Tokenize Korean sentences on Hive.
tokenize_ko(String line [,
const array<string> userDict,
const string mode = "discard",
const array<string> stopTags,
boolean outputUnknownUnigrams
]) - returns tokenized strings in array<string>
Implementation is based on Lucene Korean analyzer.
mvn clean install
add jar hive-udf-tokenize_ko-0.0.1.jar;
create temporary function tokenize_ko as 'me.takuti.hive.nlp.tokenizer.TokenizeKoUDF';
select tokenize_ko("소설 무궁화꽃이 피었습니다.");
-- ["소설","무궁","화","꽃","피"]
select tokenize_ko("소설 무궁화꽃이 피었습니다.", null, "mixed");
-- ["소설","무궁화","무궁","화","꽃","피"]
select tokenize_ko("소설 무궁화꽃이 피었습니다.", null, "discard", array("E", "VV"));
-- ["소설","무궁","화","꽃","이"]
select tokenize_ko("Hello, world.", null, "none", array(), true);
-- ["h","e","l","l","o","w","o","r","l","d"]

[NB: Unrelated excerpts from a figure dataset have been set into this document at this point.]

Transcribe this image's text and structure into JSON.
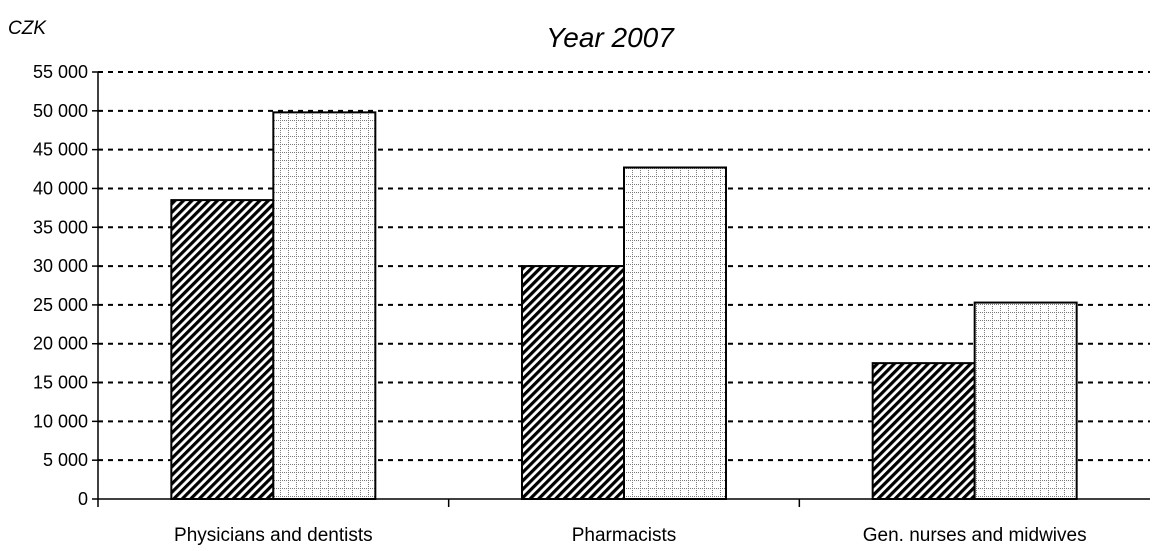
{
  "chart_data": {
    "type": "bar",
    "title": "Year 2007",
    "unit_label": "CZK",
    "categories": [
      "Physicians and dentists",
      "Pharmacists",
      "Gen. nurses and midwives"
    ],
    "series": [
      {
        "pattern": "diagonal-hatch",
        "values": [
          38500,
          30000,
          17500
        ]
      },
      {
        "pattern": "dotted-grid",
        "values": [
          49800,
          42700,
          25300
        ]
      }
    ],
    "ylim": [
      0,
      55000
    ],
    "yticks": [
      0,
      5000,
      10000,
      15000,
      20000,
      25000,
      30000,
      35000,
      40000,
      45000,
      50000,
      55000
    ],
    "ytick_labels": [
      "0",
      "5 000",
      "10 000",
      "15 000",
      "20 000",
      "25 000",
      "30 000",
      "35 000",
      "40 000",
      "45 000",
      "50 000",
      "55 000"
    ],
    "grid": true,
    "legend": "none"
  }
}
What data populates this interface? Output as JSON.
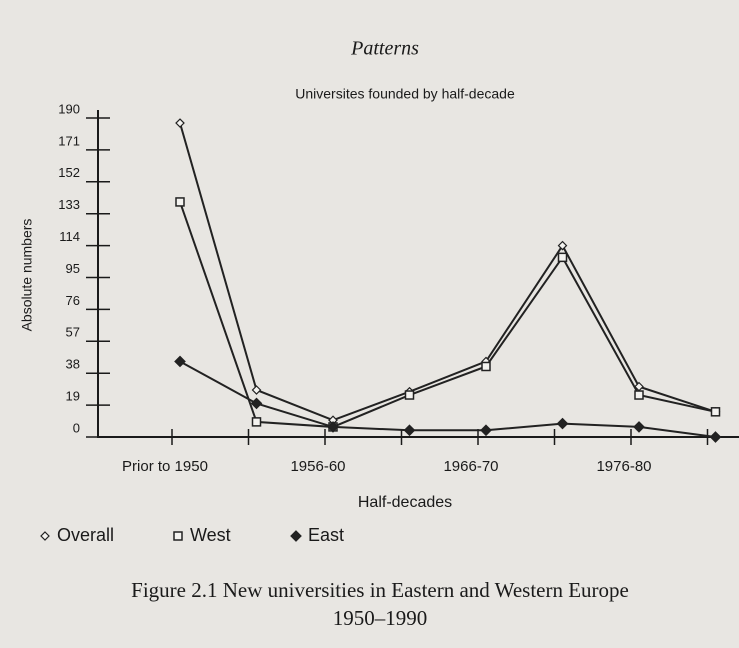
{
  "page_header": "Patterns",
  "chart_data": {
    "type": "line",
    "title": "Universites founded by half-decade",
    "x_label": "Half-decades",
    "y_label": "Absolute numbers",
    "categories": [
      "Prior to 1950",
      null,
      "1956-60",
      null,
      "1966-70",
      null,
      "1976-80",
      null
    ],
    "series": [
      {
        "name": "Overall",
        "color": "#222222",
        "marker": "diamond-open",
        "values": [
          187,
          28,
          10,
          27,
          45,
          114,
          30,
          15
        ]
      },
      {
        "name": "West",
        "color": "#222222",
        "marker": "square-open",
        "values": [
          140,
          9,
          6,
          25,
          42,
          107,
          25,
          15
        ]
      },
      {
        "name": "East",
        "color": "#222222",
        "marker": "diamond-filled",
        "values": [
          45,
          20,
          6,
          4,
          4,
          8,
          6,
          0
        ]
      }
    ],
    "ylim": [
      0,
      190
    ],
    "yticks": [
      0,
      19,
      38,
      57,
      76,
      95,
      114,
      133,
      152,
      171,
      190
    ],
    "legend": "bottom-left"
  },
  "caption": {
    "line1": "Figure 2.1 New universities in Eastern and Western Europe",
    "line2": "1950–1990"
  }
}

select tokenize_ko("Hello, world.", null, "none", array(), false);
-- ["hello","world"]
select tokenize_ko("나는 C++ 언어를 프로그래밍 언어로 사랑한다.", null, "discard", array());
-- ["나","는","c","언어","를","프로그래밍","언어","로","사랑","하","ᆫ다"]
select tokenize_ko("나는 C++ 언어를 프로그래밍 언어로 사랑한다.", array("C++"), "discard", array());
-- ["나","는","c++","언어","를","프로그래밍","언어","로","사랑","하","ᆫ다"]
Note that other languages, English, Japanese and Chinese, are similarly supported by Apache Hivemall.